Latest update November 17th, 2024 1:00 AM
Jan 22, 2015 Features / Columnists, Peeping Tom
How is it that oil prices declined by more than half over the past six months and yet the prices that Guyanese consumers were being asked to pay at the pumps remained relatively unchanged?
This is what most motorists in Guyana were wondering. They were reading that oil prices were declining rapidly but yet seeing no change in the price of petrol at the petrol stations.
Even after the government announced that the Guyana Oil Company was going to reduce prices by some 30%, some motorists could not understand why it was not higher considering that oil prices had more than halved what they were last June.
The reasons why the decline in the price of petrol at the pumps did not correspond to the decline in global oil prices revolve around a number of factors, both international and local.
Firstly, it is a myth that a decline in oil prices should lead to a corresponding decline in prices for petroleum. The prices given for oil are the prices for crude oil. This crude oil has to be refined to be converted to petrol which is used, for example, in motor vehicles.
This petrol is produced by the refineries and they have always argued that the full extent of oil prices reduction cannot be reflected in the price of petrol because of the costs of the technological process required to convert oil to petrol. In other words, the fact that oil prices decline by 50% does not mean that the cost of production at the refinery is going to be reduced by that corresponding figure. Prices for petrol can also remain high, even in the face of declining oil prices, if demand for petrol is high or increasing.
Ever since oil prices began its free fall, the prices at the pump in the United States have been coming down but this decline has not corresponded with the decline in oil prices.
Another reason for this happening is that it takes time for the refineries to reduce their prices and to pass these on to the consumer.
Secondly, the price paid at the petrol station is not just a function of the international prices for petrol. There is the issue of taxes. In Guyana when the oil prices began to rise, petrol prices followed. In order to cushion the effects, the government slashed the excise taxes payable on petrol. This helped keep prices down. If consumers had to bear the full extent of the taxes it would have had graver effects for transportation and the economy as whole.
Now that prices are coming down, it is only fair that the government restore some of the taxes that had been forgone previously since it was effectively subsidizing the price at the pump when prices were high.
But declining prices have equally presented a problem for the government. Over the past two years, revenues from petroleum imports have nearly doubled. With government spending being premised on certain assumed prices for petroleum and with these prices declining there will be savings on the foreign exchange side (assuming demand remains the same) but there are serious implications for the more then twelve billion dollars that the government collects each year from petroleum imports.
This is why the government was very guarded in how it approached the issue. It has however now decided to allow GUYOIL to slash its prices by close to 30%. This is likely to be achieved in part by reducing the import taxes on petrol.
But the downside to this is that there will be less money coming in for the government to spend.
The government has probably decided that it can live with a tradeoff between the foreign exchange savings and the reduced revenues. And so the prices for gasoline and diesel at the pump for at least for one company have been slashed by 30%, a move that will find popular support amongst the population.
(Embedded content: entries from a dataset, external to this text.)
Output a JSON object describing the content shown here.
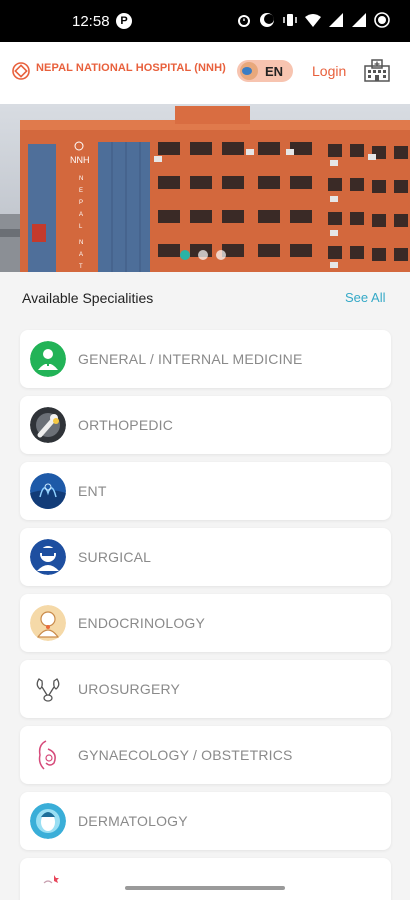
{
  "status_bar": {
    "time": "12:58",
    "notification_badge": "P",
    "icons": [
      "alarm-icon",
      "moon-icon",
      "vibrate-icon",
      "wifi-icon",
      "signal-icon",
      "signal-icon",
      "battery-icon"
    ]
  },
  "header": {
    "hospital_name": "NEPAL NATIONAL HOSPITAL (NNH)",
    "language": "EN",
    "login_label": "Login",
    "brand_color": "#e8603c"
  },
  "banner": {
    "building_sign": "NNH",
    "vertical_sign": "NEPAL NATION",
    "slide_count": 3,
    "active_slide": 1
  },
  "specialities": {
    "title": "Available Specialities",
    "see_all_label": "See All",
    "items": [
      {
        "label": "GENERAL / INTERNAL MEDICINE",
        "icon": "doctor-icon"
      },
      {
        "label": "ORTHOPEDIC",
        "icon": "bone-joint-icon"
      },
      {
        "label": "ENT",
        "icon": "ear-icon"
      },
      {
        "label": "SURGICAL",
        "icon": "surgeon-icon"
      },
      {
        "label": "ENDOCRINOLOGY",
        "icon": "endocrine-icon"
      },
      {
        "label": "UROSURGERY",
        "icon": "kidney-icon"
      },
      {
        "label": "GYNAECOLOGY / OBSTETRICS",
        "icon": "pregnancy-icon"
      },
      {
        "label": "DERMATOLOGY",
        "icon": "skin-face-icon"
      }
    ]
  }
}
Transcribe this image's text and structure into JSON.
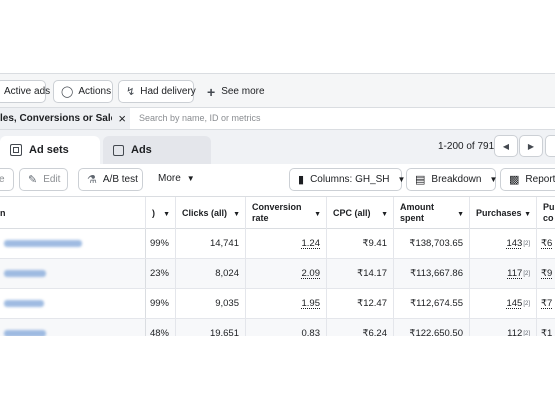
{
  "filter_bar": {
    "chips": [
      {
        "label": "Active ads",
        "icon": "none"
      },
      {
        "label": "Actions",
        "icon": "lightbulb-icon"
      },
      {
        "label": "Had delivery",
        "icon": "bolt-icon"
      }
    ],
    "see_more": "See more"
  },
  "search_bar": {
    "active_filter": "les, Conversions or Sales",
    "placeholder": "Search by name, ID or metrics"
  },
  "tabs": {
    "ad_sets": "Ad sets",
    "ads": "Ads"
  },
  "pagination": {
    "label": "1-200 of 791"
  },
  "toolbar": {
    "edit": "Edit",
    "ab_test": "A/B test",
    "more": "More",
    "columns": "Columns: GH_SH",
    "breakdown": "Breakdown",
    "reports": "Reports"
  },
  "table": {
    "headers": {
      "name": "n",
      "prev": ")",
      "clicks": "Clicks (all)",
      "conversion_rate": "Conversion rate",
      "cpc": "CPC (all)",
      "amount_spent": "Amount spent",
      "purchases": "Purchases",
      "next": "Pu co"
    },
    "rows": [
      {
        "prev": "99%",
        "clicks": "14,741",
        "conversion_rate": "1.24",
        "cpc": "₹9.41",
        "amount_spent": "₹138,703.65",
        "purchases": "143",
        "next": "₹6"
      },
      {
        "prev": "23%",
        "clicks": "8,024",
        "conversion_rate": "2.09",
        "cpc": "₹14.17",
        "amount_spent": "₹113,667.86",
        "purchases": "117",
        "next": "₹9"
      },
      {
        "prev": "99%",
        "clicks": "9,035",
        "conversion_rate": "1.95",
        "cpc": "₹12.47",
        "amount_spent": "₹112,674.55",
        "purchases": "145",
        "next": "₹7"
      },
      {
        "prev": "48%",
        "clicks": "19,651",
        "conversion_rate": "0.83",
        "cpc": "₹6.24",
        "amount_spent": "₹122,650.50",
        "purchases": "112",
        "next": "₹1"
      }
    ],
    "purchase_sup": "[2]"
  }
}
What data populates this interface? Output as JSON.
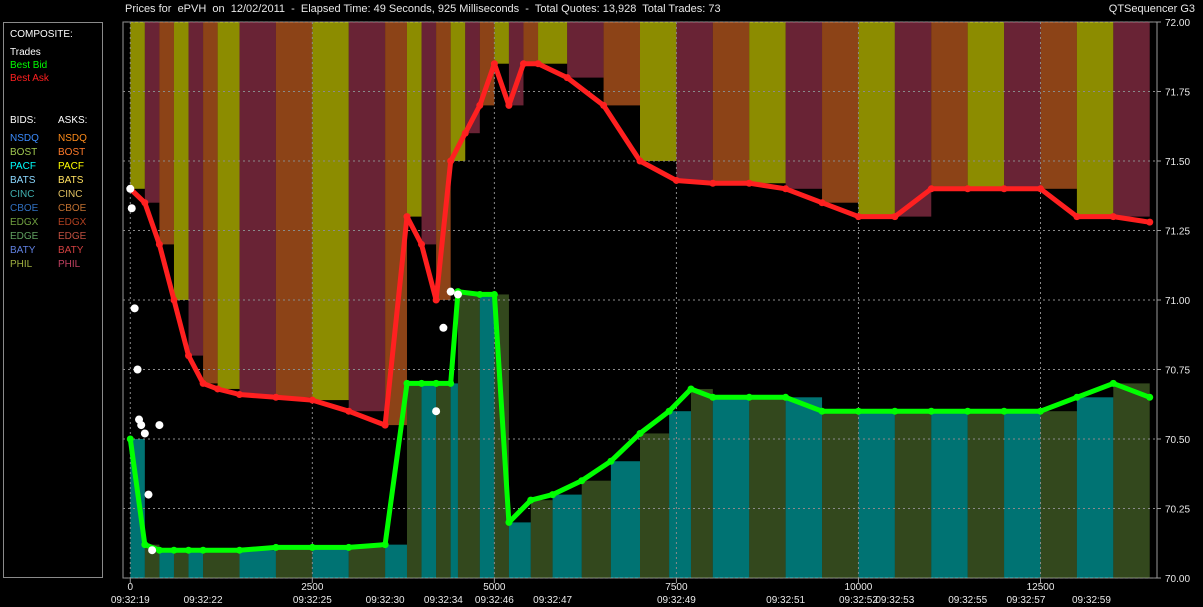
{
  "header": {
    "title": "Prices for  ePVH  on  12/02/2011  -  Elapsed Time: 49 Seconds, 925 Milliseconds  -  Total Quotes: 13,928  Total Trades: 73",
    "app_name": "QTSequencer G3"
  },
  "legend": {
    "composite_label": "COMPOSITE:",
    "composite_items": [
      {
        "label": "Trades",
        "color": "#ffffff"
      },
      {
        "label": "Best Bid",
        "color": "#00ff00"
      },
      {
        "label": "Best Ask",
        "color": "#ff2020"
      }
    ],
    "bids_label": "BIDS:",
    "asks_label": "ASKS:",
    "venues": [
      {
        "bid": "NSDQ",
        "ask": "NSDQ",
        "bid_color": "#3a8cff",
        "ask_color": "#ff8c1a"
      },
      {
        "bid": "BOST",
        "ask": "BOST",
        "bid_color": "#a0c850",
        "ask_color": "#ff7a2a"
      },
      {
        "bid": "PACF",
        "ask": "PACF",
        "bid_color": "#00ffff",
        "ask_color": "#ffff00"
      },
      {
        "bid": "BATS",
        "ask": "BATS",
        "bid_color": "#8cd8ff",
        "ask_color": "#ffe060"
      },
      {
        "bid": "CINC",
        "ask": "CINC",
        "bid_color": "#40b0b0",
        "ask_color": "#e0c060"
      },
      {
        "bid": "CBOE",
        "ask": "CBOE",
        "bid_color": "#3070c0",
        "ask_color": "#c07030"
      },
      {
        "bid": "EDGX",
        "ask": "EDGX",
        "bid_color": "#70a040",
        "ask_color": "#b04020"
      },
      {
        "bid": "EDGE",
        "ask": "EDGE",
        "bid_color": "#60a060",
        "ask_color": "#c05040"
      },
      {
        "bid": "BATY",
        "ask": "BATY",
        "bid_color": "#6080e0",
        "ask_color": "#d04040"
      },
      {
        "bid": "PHIL",
        "ask": "PHIL",
        "bid_color": "#a0b040",
        "ask_color": "#c04060"
      }
    ]
  },
  "chart_data": {
    "type": "line",
    "ylim": [
      70.0,
      72.0
    ],
    "yticks": [
      "72.00",
      "71.75",
      "71.50",
      "71.25",
      "71.00",
      "70.75",
      "70.50",
      "70.25",
      "70.00"
    ],
    "xlim": [
      -100,
      14100
    ],
    "xticks": [
      0,
      2500,
      5000,
      7500,
      10000,
      12500
    ],
    "xtick_labels": [
      "0",
      "2500",
      "5000",
      "7500",
      "10000",
      "12500"
    ],
    "time_labels": [
      {
        "x": 0,
        "label": "09:32:19"
      },
      {
        "x": 1000,
        "label": "09:32:22"
      },
      {
        "x": 2500,
        "label": "09:32:25"
      },
      {
        "x": 3500,
        "label": "09:32:30"
      },
      {
        "x": 4300,
        "label": "09:32:34"
      },
      {
        "x": 5000,
        "label": "09:32:46"
      },
      {
        "x": 5800,
        "label": "09:32:47"
      },
      {
        "x": 7500,
        "label": "09:32:49"
      },
      {
        "x": 9000,
        "label": "09:32:51"
      },
      {
        "x": 10000,
        "label": "09:32:52"
      },
      {
        "x": 10500,
        "label": "09:32:53"
      },
      {
        "x": 11500,
        "label": "09:32:55"
      },
      {
        "x": 12300,
        "label": "09:32:57"
      },
      {
        "x": 13200,
        "label": "09:32:59"
      }
    ],
    "series": [
      {
        "name": "Best Ask",
        "color": "#ff2020",
        "x": [
          0,
          200,
          400,
          600,
          800,
          1000,
          1200,
          1500,
          2000,
          2500,
          3000,
          3500,
          3800,
          4000,
          4200,
          4400,
          4600,
          4800,
          5000,
          5200,
          5400,
          5600,
          6000,
          6500,
          7000,
          7500,
          8000,
          8500,
          9000,
          9500,
          10000,
          10500,
          11000,
          11500,
          12000,
          12500,
          13000,
          13500,
          14000
        ],
        "y": [
          71.4,
          71.35,
          71.2,
          71.0,
          70.8,
          70.7,
          70.68,
          70.66,
          70.65,
          70.64,
          70.6,
          70.55,
          71.3,
          71.2,
          71.0,
          71.5,
          71.6,
          71.7,
          71.85,
          71.7,
          71.85,
          71.85,
          71.8,
          71.7,
          71.5,
          71.43,
          71.42,
          71.42,
          71.4,
          71.35,
          71.3,
          71.3,
          71.4,
          71.4,
          71.4,
          71.4,
          71.3,
          71.3,
          71.28
        ]
      },
      {
        "name": "Best Bid",
        "color": "#00ff00",
        "x": [
          0,
          200,
          400,
          600,
          800,
          1000,
          1500,
          2000,
          2500,
          3000,
          3500,
          3800,
          4000,
          4200,
          4400,
          4500,
          4800,
          5000,
          5200,
          5500,
          5800,
          6200,
          6600,
          7000,
          7400,
          7700,
          8000,
          8500,
          9000,
          9500,
          10000,
          10500,
          11000,
          11500,
          12000,
          12500,
          13000,
          13500,
          14000
        ],
        "y": [
          70.5,
          70.12,
          70.1,
          70.1,
          70.1,
          70.1,
          70.1,
          70.11,
          70.11,
          70.11,
          70.12,
          70.7,
          70.7,
          70.7,
          70.7,
          71.03,
          71.02,
          71.02,
          70.2,
          70.28,
          70.3,
          70.35,
          70.42,
          70.52,
          70.6,
          70.68,
          70.65,
          70.65,
          70.65,
          70.6,
          70.6,
          70.6,
          70.6,
          70.6,
          70.6,
          70.6,
          70.65,
          70.7,
          70.65
        ]
      },
      {
        "name": "Trades",
        "color": "#ffffff",
        "x": [
          0,
          20,
          60,
          100,
          120,
          150,
          200,
          250,
          300,
          400,
          4200,
          4300,
          4400,
          4500
        ],
        "y": [
          71.4,
          71.33,
          70.97,
          70.75,
          70.57,
          70.55,
          70.52,
          70.3,
          70.1,
          70.55,
          70.6,
          70.9,
          71.03,
          71.02
        ]
      }
    ]
  }
}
The caution that the government exercised is not misplaced. There is a strong view out there that this decline in oil prices will not last for more than a year. It is felt that some members of OPEC, particularly Saudi Arabia which could have cut production to prevent oil prices from freefalling did not do so because it wanted to preserve its market share.
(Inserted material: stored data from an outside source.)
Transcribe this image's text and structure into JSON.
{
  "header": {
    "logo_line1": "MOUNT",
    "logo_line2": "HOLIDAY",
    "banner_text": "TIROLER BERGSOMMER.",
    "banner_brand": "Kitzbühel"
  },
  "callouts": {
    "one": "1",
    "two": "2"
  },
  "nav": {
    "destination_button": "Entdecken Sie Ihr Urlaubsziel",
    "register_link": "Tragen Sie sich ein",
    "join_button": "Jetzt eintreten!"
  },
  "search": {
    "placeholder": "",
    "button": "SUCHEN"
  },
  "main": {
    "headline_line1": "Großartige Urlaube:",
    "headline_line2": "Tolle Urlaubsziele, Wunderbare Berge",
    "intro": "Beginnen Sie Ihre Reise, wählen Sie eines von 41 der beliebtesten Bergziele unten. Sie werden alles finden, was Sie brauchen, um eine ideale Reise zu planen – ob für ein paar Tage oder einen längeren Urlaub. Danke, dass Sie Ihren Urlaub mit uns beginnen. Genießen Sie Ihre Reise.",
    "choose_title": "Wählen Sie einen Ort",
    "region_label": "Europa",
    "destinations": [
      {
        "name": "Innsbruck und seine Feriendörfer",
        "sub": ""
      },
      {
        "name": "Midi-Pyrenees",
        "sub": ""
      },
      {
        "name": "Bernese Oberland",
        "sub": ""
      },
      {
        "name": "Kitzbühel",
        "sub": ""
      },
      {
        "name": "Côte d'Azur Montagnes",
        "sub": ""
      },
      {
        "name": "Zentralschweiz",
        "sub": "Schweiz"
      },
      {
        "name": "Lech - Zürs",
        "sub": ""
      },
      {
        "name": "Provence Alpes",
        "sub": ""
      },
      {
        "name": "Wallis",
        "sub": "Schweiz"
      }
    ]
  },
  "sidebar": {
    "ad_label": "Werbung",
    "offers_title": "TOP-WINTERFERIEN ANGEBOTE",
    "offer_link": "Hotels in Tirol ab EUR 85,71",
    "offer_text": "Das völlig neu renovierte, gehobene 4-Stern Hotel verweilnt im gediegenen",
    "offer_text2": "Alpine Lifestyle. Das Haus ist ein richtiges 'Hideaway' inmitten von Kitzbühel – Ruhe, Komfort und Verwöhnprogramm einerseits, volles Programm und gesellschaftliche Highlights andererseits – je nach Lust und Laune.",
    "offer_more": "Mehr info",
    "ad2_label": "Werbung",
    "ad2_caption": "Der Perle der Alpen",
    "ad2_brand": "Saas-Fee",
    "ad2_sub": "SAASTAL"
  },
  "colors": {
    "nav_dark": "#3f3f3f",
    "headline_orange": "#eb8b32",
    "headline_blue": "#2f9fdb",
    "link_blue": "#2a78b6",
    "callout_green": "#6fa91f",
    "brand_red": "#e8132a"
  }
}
When this objective is formalized it is felt in some quarters that the Saudis will then slash production and force oil prices to be restored to their June 2014 levels.
There is as second viewpoint that argues that shale production in the US helped contribute to this freefall and that certain members of OPEC are encouraging the free fall of oil prices so as to discourage further investment in shale technologies and production.
If oil prices fall, it will act as a disincentive for investors to pump money into shale production. It is felt that certain members of OPEC are prepared to take short term losses for long term gain.
There is no guarantee that oil prices will remain low. So full your tanks at the low prices soon to be offered and thank Uncle Ashni. The reduced price could well evaporate within a year.